At least 12 dead in China after ‘heaviest rain in 1,000 years’

Kieran Galpin

Untold destruction after record-breaking rainfall

As we moan and complain about the exhaustive heat in the UK, there are other places around the world dealing with dangerous weather patterns. Days of rain in China have caused widespread damage and led to 200,000 evacuations across the Henan province, and causing $11m worth of damage.

There has been “significant loss of life and damage to property,” says Chinese President Xi Jinping. In the provincial capital Zhengzhou, the equivalent of a year’s average rainfall has fallen in just three days, the BBC reports.

Zhengzhou saw 624mm of rainfall on Tuesday, with a third of that amount falling between 16:00 and 17:00 alone, which “smashed historical records”. Experts have said this is caused due to global warming and that severe storms are still yet to batter the region.

Floodwaters filled the city’s underground network, trapping commuters inside trains that were slowly filling with water. Waters rose from “our ankles to our knees to our necks,” say survivors. After around half an hour, the air became thin, and people began to struggle to breathe.

In one video, a woman pushes on the windows, and the water levels can be seen outside the train. Though the carriages protected them initially from the flooding, it also became a death trap when water began to pour through the doors. “Water was leaking from the cracks in the door, more and more of it, all of us who could, stood on the subway seats,” said one passenger on Chinese social media app Weibo.

“In the half-hour that, followed the water level became higher and higher inside the train, from our ankles to our knees to our necks.

“The power went out. Half an hour later it got hard to breathe.”

The Daily Mail reports that a woman identified as Xiaopei called for help on social media, posting the following:

“All emergency rescue units and firemen, please come save us!” said one of her messages sent at 7.32 pm.

“We are trapped in a Line 5 tunnel. Please help spread this message. The water inside the train is chest-deep. I can no longer speak, please help! SOS.”

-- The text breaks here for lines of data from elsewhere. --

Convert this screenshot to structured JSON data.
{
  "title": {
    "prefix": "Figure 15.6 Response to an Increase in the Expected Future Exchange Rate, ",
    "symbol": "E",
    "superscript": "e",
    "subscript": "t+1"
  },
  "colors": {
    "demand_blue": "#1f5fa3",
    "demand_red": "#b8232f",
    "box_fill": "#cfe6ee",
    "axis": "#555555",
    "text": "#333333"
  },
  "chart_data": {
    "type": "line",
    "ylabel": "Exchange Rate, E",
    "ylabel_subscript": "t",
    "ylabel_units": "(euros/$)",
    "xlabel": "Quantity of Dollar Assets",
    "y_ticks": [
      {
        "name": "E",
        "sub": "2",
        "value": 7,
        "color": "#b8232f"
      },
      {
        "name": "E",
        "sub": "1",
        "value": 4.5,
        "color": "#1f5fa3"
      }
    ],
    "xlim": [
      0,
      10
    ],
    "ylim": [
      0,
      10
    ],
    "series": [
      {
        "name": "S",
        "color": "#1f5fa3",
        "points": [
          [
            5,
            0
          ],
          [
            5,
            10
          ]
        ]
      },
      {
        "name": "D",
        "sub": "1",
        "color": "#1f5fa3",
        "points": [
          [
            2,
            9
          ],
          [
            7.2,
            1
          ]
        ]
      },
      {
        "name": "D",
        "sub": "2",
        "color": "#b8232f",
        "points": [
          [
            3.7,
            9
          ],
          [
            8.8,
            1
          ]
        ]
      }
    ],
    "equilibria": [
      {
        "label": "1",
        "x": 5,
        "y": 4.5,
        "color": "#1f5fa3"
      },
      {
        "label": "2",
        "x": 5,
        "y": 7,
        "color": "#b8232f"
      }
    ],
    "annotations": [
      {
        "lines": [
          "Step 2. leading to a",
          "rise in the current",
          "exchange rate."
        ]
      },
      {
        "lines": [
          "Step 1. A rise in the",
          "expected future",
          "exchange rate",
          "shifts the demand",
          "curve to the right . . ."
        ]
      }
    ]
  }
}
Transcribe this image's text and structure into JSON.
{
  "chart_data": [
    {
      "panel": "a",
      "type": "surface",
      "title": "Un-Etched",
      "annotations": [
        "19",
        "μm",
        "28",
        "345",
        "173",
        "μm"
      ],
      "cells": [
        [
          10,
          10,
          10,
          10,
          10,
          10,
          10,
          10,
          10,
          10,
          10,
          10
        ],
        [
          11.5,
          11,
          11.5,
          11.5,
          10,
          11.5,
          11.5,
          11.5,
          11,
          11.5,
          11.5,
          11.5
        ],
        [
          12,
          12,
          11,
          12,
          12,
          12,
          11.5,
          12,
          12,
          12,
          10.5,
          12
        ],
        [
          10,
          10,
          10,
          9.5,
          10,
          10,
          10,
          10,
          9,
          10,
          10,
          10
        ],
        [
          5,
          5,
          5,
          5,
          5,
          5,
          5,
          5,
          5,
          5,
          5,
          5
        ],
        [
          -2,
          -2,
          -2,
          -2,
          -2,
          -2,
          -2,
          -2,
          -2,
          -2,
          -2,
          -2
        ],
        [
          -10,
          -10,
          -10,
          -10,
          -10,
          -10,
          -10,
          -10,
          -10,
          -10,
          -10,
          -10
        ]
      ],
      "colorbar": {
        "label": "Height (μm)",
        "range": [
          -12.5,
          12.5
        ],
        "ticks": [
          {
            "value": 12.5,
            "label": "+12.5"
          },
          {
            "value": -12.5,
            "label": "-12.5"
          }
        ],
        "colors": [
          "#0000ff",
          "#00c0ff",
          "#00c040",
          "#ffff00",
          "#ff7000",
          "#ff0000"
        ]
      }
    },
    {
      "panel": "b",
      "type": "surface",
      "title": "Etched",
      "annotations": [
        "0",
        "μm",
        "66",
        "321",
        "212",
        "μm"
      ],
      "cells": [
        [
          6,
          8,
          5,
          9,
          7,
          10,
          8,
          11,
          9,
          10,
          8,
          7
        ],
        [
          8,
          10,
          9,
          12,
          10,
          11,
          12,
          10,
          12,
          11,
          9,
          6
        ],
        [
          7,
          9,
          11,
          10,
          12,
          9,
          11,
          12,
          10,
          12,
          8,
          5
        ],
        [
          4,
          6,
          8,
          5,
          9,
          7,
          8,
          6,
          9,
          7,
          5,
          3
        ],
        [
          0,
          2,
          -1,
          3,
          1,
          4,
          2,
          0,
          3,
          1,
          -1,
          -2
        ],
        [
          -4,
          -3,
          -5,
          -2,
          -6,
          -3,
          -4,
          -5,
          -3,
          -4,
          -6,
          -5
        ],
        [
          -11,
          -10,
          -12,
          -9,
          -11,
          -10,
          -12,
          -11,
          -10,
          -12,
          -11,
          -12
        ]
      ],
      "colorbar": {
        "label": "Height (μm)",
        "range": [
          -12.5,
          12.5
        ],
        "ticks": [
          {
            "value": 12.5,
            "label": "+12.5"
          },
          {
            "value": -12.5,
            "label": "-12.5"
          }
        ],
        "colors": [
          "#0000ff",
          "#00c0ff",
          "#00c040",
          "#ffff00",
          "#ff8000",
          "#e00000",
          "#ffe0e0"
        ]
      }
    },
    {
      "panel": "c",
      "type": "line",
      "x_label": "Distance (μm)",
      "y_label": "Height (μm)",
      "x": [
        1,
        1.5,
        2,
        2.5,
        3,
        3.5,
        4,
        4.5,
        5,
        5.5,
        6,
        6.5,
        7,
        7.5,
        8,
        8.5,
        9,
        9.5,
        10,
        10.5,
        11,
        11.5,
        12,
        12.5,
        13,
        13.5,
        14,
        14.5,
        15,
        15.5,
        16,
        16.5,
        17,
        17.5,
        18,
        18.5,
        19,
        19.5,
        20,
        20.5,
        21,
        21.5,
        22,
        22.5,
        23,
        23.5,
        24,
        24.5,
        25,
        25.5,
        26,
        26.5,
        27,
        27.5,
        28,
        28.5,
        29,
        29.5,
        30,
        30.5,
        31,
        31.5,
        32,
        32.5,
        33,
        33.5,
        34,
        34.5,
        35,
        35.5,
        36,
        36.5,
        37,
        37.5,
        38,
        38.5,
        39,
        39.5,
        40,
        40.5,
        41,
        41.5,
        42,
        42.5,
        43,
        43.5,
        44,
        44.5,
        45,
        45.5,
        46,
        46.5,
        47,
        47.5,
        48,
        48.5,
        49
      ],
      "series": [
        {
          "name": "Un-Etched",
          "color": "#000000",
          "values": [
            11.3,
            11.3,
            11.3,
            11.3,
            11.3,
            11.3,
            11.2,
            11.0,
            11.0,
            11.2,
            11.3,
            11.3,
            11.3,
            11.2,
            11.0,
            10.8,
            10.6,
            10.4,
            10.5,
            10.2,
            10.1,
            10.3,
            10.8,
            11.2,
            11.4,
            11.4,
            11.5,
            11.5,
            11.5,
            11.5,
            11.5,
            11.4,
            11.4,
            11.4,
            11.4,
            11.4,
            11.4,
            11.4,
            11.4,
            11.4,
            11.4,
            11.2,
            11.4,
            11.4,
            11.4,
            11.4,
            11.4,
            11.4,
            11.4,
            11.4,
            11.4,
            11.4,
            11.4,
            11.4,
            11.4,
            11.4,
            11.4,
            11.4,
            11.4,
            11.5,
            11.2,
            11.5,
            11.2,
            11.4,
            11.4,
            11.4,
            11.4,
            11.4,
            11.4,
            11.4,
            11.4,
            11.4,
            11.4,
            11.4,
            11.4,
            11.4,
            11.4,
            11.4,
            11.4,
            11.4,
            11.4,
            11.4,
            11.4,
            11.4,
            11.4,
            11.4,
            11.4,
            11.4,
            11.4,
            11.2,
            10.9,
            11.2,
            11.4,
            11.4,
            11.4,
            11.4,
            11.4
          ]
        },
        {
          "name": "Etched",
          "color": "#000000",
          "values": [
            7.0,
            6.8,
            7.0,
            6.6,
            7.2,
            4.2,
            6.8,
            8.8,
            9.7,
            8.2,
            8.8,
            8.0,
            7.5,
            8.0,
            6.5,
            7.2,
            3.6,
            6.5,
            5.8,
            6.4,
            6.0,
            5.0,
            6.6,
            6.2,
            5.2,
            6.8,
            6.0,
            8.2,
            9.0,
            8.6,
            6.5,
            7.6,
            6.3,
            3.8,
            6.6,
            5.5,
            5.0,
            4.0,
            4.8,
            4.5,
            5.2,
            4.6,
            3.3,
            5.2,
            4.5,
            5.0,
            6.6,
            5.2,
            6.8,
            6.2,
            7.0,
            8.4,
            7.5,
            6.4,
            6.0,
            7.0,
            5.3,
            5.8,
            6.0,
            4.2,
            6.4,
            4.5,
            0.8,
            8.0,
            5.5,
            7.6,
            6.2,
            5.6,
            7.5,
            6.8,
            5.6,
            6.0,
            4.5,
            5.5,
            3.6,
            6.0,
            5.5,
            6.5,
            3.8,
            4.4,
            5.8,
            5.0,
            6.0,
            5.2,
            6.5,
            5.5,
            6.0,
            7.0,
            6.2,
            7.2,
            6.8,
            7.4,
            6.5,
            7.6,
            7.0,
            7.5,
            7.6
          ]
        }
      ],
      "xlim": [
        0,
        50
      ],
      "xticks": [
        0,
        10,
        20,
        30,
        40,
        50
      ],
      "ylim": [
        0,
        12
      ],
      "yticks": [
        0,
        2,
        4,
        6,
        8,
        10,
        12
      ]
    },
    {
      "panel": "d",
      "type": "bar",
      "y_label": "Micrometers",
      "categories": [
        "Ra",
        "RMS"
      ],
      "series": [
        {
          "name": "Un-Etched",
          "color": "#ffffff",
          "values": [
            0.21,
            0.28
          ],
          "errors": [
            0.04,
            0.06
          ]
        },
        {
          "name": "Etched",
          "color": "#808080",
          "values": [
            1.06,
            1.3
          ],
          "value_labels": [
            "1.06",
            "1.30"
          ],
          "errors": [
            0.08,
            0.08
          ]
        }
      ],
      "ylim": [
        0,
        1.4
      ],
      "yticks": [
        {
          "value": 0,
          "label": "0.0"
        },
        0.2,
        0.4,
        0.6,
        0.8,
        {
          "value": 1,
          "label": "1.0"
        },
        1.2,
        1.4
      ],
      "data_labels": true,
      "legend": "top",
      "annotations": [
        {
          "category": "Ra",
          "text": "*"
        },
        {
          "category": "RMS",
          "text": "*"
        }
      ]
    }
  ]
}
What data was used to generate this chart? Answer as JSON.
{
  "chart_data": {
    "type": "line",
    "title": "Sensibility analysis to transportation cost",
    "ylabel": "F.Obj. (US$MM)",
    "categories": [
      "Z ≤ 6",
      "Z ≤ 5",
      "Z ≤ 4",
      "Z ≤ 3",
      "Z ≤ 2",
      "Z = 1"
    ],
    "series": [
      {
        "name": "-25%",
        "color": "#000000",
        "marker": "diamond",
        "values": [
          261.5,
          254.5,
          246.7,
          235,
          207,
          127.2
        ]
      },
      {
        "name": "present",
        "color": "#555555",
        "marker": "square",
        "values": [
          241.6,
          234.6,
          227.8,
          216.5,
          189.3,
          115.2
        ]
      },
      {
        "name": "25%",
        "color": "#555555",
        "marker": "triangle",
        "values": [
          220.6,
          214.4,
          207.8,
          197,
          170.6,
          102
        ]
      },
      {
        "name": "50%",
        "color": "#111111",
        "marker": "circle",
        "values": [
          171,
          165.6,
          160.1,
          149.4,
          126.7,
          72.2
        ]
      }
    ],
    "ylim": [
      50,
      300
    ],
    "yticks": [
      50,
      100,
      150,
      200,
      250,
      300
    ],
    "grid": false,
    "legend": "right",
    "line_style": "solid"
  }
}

Ten minutes later, Xiaopei sent one final message saying the water had reached her neck. Her phone then died, and the passengers were not rescued until more than an hour later.

Flooding had triggered a huge explosion at a metalworking factory because floodwater mixed with hot metal alloys. The explosion destroyed much of the factory, but luckily the workers had already escaped.

As of Tuesday afternoon, more than 10,000 citizens have been evacuated. However, with waters still rising and reservoirs becoming dangerously close to bursting, the situation is far from over.